A Scalable Cathode Chemical Prelithiation Strategy for Advanced Silicon-Based Lithium Ion Full Batteries

A silicon anode with ultra-high specific capacity has motivated tremendous exploration for high-energy-density lithium ion batteries while it still faces serious issues of irreversible lithium loss, unstable electrode electrolyte interface (SEI), and huge volume expansion. Prelithiation is a crucial technology to alleviate the harm of active lithium loss of silicon-based full-cell systems. Herein, we reported a cathode prelithiation method using Li2S-PAN as a lithium donor, which was synthesized via chemical reaction between sulfurized polyacrylonitrile and Li-biphenyl complex. The Li2S-PAN with an initial charging capacity of 668 mAh g(-1) (2.5-4.0 V) is loaded on the LiFePO4 electrode, and the LiFePO4/Li2S-PAN composite electrode displays a high initial charge capacity of 206 mAh g(-1), which is 22.3% higher than the pristine LiFePO4. With a silicon/graphite/carbon (Si/G/C) composite anode, the Si/G/C parallel to LiFePO4/Li2S-PAN full cell exhibits a reversible capacity of 123 and 107 mAh g(-1) in the 1st and 10th cycle, which is 15.5 and 24.5% higher than the Si/G/C parallel to iFePO(4) battery, respectively. The SEI layer of the silicon anode in the Si/G/C parallel to LiFePO4/Li2S-PAN cell contains abundant conductive LiF species, which can enhance the interfacial stability and reaction kinetics of the cells.

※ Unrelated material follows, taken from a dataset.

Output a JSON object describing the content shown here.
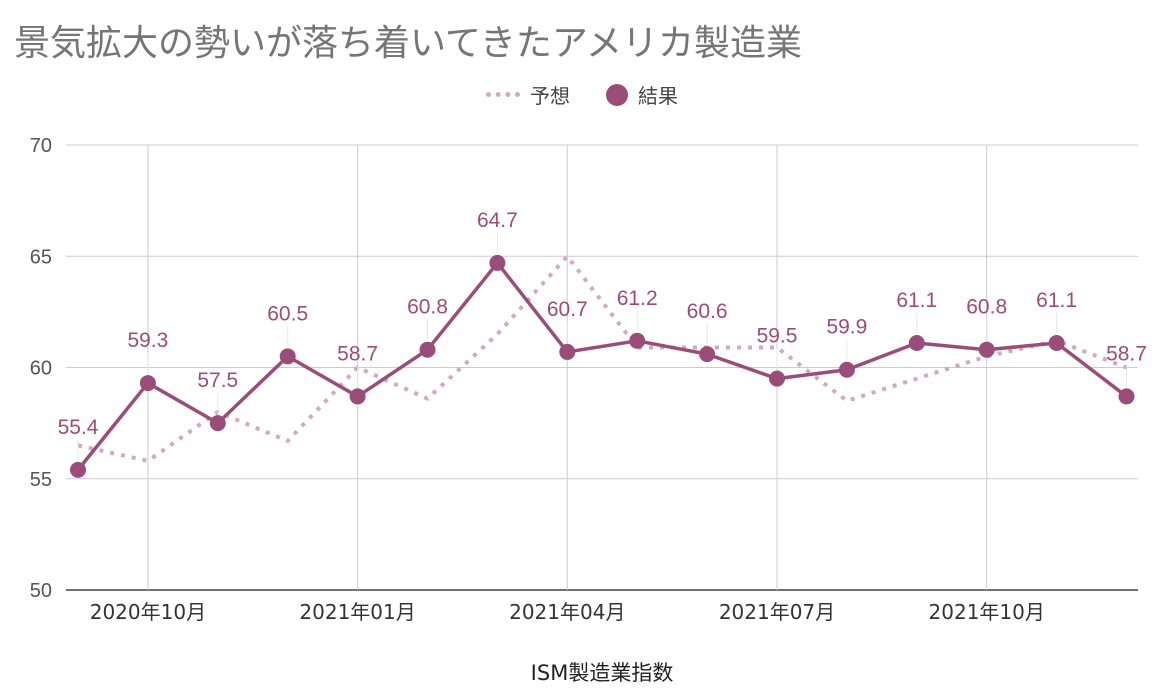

The proposed cathode prelithiation process is compatible with the industrial roll-to-roll electrode preparation process, exhibiting a promising application prospect.

Automated summary

This study presents a cathode prelithiation method using Li2S-PAN as a lithium donor, which enhances the initial charge capacity of LiFePO4 electrodes and improves the performance of full-cell systems. The combination with a silicon anode results in higher reversible capacity, enhanced interfacial stability, and improved reaction kinetics in the cells. The proposed cathode prelithiation process shows compatibility with industrial electrode preparation processes, showing promising application prospects.